The result is that the assembler may, thus, infer incorrect information, which then makes it harder to correctly assemble the genome. Note that, in this case, the repeat is shorter than length of the overlap between the reads, which I claimed earlier made the problem easier. If, however, the assembly algorithm does not attempt to compute the full alignment between the reads and just relies on the shared k-mers (as is the case for de Bruijn graph assemblers), the inferred overlaps will contain ambiguity that is not actually present in the data.
As a result, we want to use a longer k-mer:
Now the k-mer that is shared by reads A and B is no longer the same as the k-mer in read C, and only the true overlap is inferred by the assembler.
So, let's quickly summarize. We have figured out that in order to make sure we reduce false negatives (i.e., find most true overlaps), we need to use small k-mers, particularly if coverage is low or sequencing error is high. However, in order to reduce false positives due to repeats, we need to use large k-mers.
There is no good answer to how to resolve this trade-off. The most successful assemblers don't even try, rather use multiple k-mer sizes hoping that their complementary strengths will lead to the best of both worlds, reducing both false positives and false negatives simultaneously.

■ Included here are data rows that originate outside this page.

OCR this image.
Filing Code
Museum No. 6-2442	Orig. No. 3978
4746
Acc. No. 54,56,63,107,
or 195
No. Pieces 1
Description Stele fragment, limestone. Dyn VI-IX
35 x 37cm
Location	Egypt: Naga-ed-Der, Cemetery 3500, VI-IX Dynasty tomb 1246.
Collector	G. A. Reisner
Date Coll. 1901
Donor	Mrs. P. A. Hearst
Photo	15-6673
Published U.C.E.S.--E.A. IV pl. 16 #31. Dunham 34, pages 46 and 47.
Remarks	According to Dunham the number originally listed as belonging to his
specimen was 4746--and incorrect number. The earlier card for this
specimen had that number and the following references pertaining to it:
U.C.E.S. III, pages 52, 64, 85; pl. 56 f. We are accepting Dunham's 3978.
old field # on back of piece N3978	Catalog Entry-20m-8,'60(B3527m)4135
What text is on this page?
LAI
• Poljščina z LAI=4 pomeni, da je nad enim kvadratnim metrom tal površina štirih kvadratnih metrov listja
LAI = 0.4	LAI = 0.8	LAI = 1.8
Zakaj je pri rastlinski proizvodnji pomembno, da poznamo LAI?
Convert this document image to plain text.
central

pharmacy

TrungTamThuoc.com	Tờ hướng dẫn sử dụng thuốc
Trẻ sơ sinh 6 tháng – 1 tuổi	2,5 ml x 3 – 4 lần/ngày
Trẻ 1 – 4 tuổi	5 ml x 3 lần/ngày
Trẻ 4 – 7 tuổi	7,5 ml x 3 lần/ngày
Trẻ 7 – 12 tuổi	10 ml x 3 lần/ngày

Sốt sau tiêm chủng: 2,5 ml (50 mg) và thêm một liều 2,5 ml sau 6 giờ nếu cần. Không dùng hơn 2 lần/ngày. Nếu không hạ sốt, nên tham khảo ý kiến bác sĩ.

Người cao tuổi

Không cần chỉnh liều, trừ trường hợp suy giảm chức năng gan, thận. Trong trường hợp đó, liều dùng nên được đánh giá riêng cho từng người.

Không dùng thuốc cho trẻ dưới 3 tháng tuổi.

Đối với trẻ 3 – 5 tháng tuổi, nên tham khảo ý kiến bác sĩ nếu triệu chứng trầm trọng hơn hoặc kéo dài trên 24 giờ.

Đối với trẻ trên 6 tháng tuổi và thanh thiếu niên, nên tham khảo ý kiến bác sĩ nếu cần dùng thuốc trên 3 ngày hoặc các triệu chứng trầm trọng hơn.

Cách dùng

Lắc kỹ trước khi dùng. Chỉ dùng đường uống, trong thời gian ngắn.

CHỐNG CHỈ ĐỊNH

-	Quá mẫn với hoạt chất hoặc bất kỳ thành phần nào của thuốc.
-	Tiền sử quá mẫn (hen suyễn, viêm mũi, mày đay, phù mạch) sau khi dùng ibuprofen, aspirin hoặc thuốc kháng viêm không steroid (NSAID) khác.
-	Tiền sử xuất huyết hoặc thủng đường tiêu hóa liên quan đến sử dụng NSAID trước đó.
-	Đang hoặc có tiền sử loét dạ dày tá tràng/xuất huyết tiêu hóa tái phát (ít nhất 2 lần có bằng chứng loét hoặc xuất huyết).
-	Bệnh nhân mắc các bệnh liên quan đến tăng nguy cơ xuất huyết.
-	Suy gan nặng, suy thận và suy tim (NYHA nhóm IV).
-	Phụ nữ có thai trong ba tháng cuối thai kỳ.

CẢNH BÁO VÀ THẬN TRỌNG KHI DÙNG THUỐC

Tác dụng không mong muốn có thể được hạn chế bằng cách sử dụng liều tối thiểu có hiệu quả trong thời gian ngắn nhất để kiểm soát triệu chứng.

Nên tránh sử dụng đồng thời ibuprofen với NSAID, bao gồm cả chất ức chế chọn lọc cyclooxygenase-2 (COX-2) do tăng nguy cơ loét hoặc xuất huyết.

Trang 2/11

Most non-assembly analytical tools that use k-mers to analyze read sets, however, typically use a single k-mer size. In this case, carefully evaluating the trade-off between false positives and false negatives is important even if an assembly is never explicitly computed. The implicit overlaps between reads, even if not explicitly calculated by the tool, impact the estimation of abundances, thus the wrong choice for k may have negative downstream effects.
So far, the presentation has assumed that we are looking at sequencing reads from one genome. What if the reads come from many different genomes (which is the case in metagenomics applications), or even just the different haplotypes of a eukaryotic genome?
All the considerations described above still apply, with some caveats. Depending on what you are looking for, the genomes themselves can be viewed as repeats, for example if you are trying to figure out the different strains of E. coli found in a stool sample, or to characterize the parental alleles of a eukaryotic genome. The size of the "repeats" handled by the assembler is, thus, substantially larger than for single genomes/haplotypes, making assembly much harder. If you don't believe me, try to see how many "haplotype-resolved" genomes you can find in public databases.
The "error" rate that you must tolerate is also different in mixed samples, as you must now contend not just with experimental errors in the sequencing process, but also with strain variation within the sample. These two factors induce differences between reads that must be tolerated by the assembler and that are not easy to tell apart from each other.
Thus, for metagenomic or polyploid samples, you may have to use lower values for k in your analyses than you would when looking at single genomes. Better yet, perform multiple analyses with different values of k and compare the results.
I hope that this page gives you a better idea for how k-mers are related to the information they can give you about the data contained in a set of reads, and the key factors that impact k-mer choice. When analyzing your own data, don't just copy the parameters used in other studies, but use the ideas described above to determine whether the key features of your data match those in these other studies, and adjust the analysis parameters accordingly.